Michael Jordan's Golf Course Replaced the Beer Cart With Drones That Fly Booze Out to You
TMZ - Michael Jordan's golf course in Florida features flying drones that deliver food and booze straight to the fairways ... and video captured by tennis star Caroline Wozniacki at the place this week shows it's all AWESOME!!!
The course -- which just opened in 2019 after YEARS of planning, developing and constructing -- is insane ... it's called The Grove XXIII and it's built on a huge plot of land in Hobe Sound, FL.
The holes are super sleek, and the club has a dope 15,000-square-foot clubhouse ... but the coolest part has got to be the drones!! ...
The problem for you normies looking to experience it? MJ's club is SUPER EXCLUSIVE -- it reportedly has less than 100 members!!
I'll be the first to admit, I'd love to try The Grove XXIII. (Which just as an aside gets it's name from Jordan's number, in case you only know Roman numerals from Super Bowls, "Star Wars" sequels and Stations of the Cross.) Here's a little of the description from Golf Digest:
Seen from the patio, The Grove XXIII’s holes spool and unspool against the open backdrop of undeveloped pasture—the sea. And from the golf course, the clubhouse is never out of sight, a modernist stand-in for Stanford White’s omnipresent, wood-framed landmark.
[The course] twists in an ingenious double-helix routing that can be played in four nine + nine combinations, and in shorter three- to six-hole loops. The key to the flexibility is the clustering of greens and tees, and a crossover junction after the fourth and 13th holes. Walking off the fourth green, for instance, play can continue on at the fifth, or it can switch over to the 14th and finish in the opposite direction, so each nine can be broken into sections.
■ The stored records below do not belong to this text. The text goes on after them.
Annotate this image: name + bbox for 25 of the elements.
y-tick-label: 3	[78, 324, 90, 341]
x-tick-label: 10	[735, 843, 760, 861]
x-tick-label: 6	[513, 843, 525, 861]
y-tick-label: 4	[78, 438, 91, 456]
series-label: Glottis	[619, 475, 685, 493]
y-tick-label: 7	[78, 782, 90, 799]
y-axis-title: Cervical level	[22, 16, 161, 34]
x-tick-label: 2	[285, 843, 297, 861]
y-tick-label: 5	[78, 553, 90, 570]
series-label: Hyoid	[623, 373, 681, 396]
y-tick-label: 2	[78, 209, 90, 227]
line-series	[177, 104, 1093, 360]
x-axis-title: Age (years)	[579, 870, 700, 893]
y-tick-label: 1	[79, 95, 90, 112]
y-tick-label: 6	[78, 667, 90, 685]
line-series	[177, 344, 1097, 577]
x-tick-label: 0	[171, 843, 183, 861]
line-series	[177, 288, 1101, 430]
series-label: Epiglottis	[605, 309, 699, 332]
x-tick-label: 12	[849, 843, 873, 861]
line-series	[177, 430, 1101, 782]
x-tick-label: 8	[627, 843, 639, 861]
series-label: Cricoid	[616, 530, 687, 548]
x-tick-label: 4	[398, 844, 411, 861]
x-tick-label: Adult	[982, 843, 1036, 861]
In fact, it’s possible to play continuous internal circuits without ever returning home, enhancing the likelihood of ongoing presses, overtimes and emergency holes.
The layout sounds incredible and the photos make it look like heaven with four nine + nine combinations. The kind of place that makes me want to live a life free of sin and to repair ball marks on the green that are not mine so the golf gods will send me there to play for eternity in the afterlife.
The club is the Jurassic Park of golf and MJ is the John Hammond who spared no expense. And not that it matters because I don't imagine I'm one of his 100 closest friends or most elite, connected clientele. But like Jordan's Ian Malcolm, I have to say I do not approve. Of the course? Absolutely. Of the booze drones?
Gee, the lack of humility before nature that's being displayed here, uh… staggers me. You stood on the shoulders of geniuses to accomplish something as fast as you could, and before you even knew what you had, you patented it, and packaged it, and put beers and sandwiches into it. You stood on the shoulders of geniuses to accomplish something as fast as you could, and before you even knew what you had, you patented it, and packaged it, and slapped it on a plastic lunchbox.
I mean, what are we doing here? Did the beer cart need replacing? Do we have to replace one of the simple joys of a round of golf with the oohs and ahhs of watching a drone descend from the sky with your order?
I'm no Luddite. I understand the marketplace. Machines come along that do tasks that used to be done by manual labor. It's progress. I don't argue we need to go back to pricing guns and manual cash registers every time I go to the self checkout or weep for the the loss of tollbooth attendants every time I speed past the transponder readers on the turnpike. Time marches on. But where on Earth has been this demand to replace the humble, noble profession known as the Beer Cart Girl.
When have you ever not been happy to see the familiar green canopy of the Beer Cart coming up the path toward your foursome? Felt that swell of excitement as you try to imagine what brands she's carrying. Enjoyed the nervous banter as she goes through her selection. Even the bitter pang of being told she's out of your first two choices. That adrenaline rush of convincing yourself there's a 0.001% chance she's attracted to you. And more than anything, that sweet, blissful Schadenfreude of watching your least self-aware buddy hit on her, humiliating himself before you did because you have filter he does not. As you milk his utter humiliation for the rest of the round and remind him she's in the pro shop right now, turning him into a war story of yet another creep she encountered on the links.
That's what Beer Cart Girl represents. And I for one do not want to live in a world where that experienced is replaced by a machine. Just another interaction between humans that's been eliminated by the annoying whirr of a battery powered motor. No thanks, Jordan. You might have been the GOAT, but I'm putting Larry Bird back ahead of you. And if this movement you've started catches on, I might take you out of my Top 10.
I'm sure once the novelty wears off, Caroline Wozniacki will agree with me.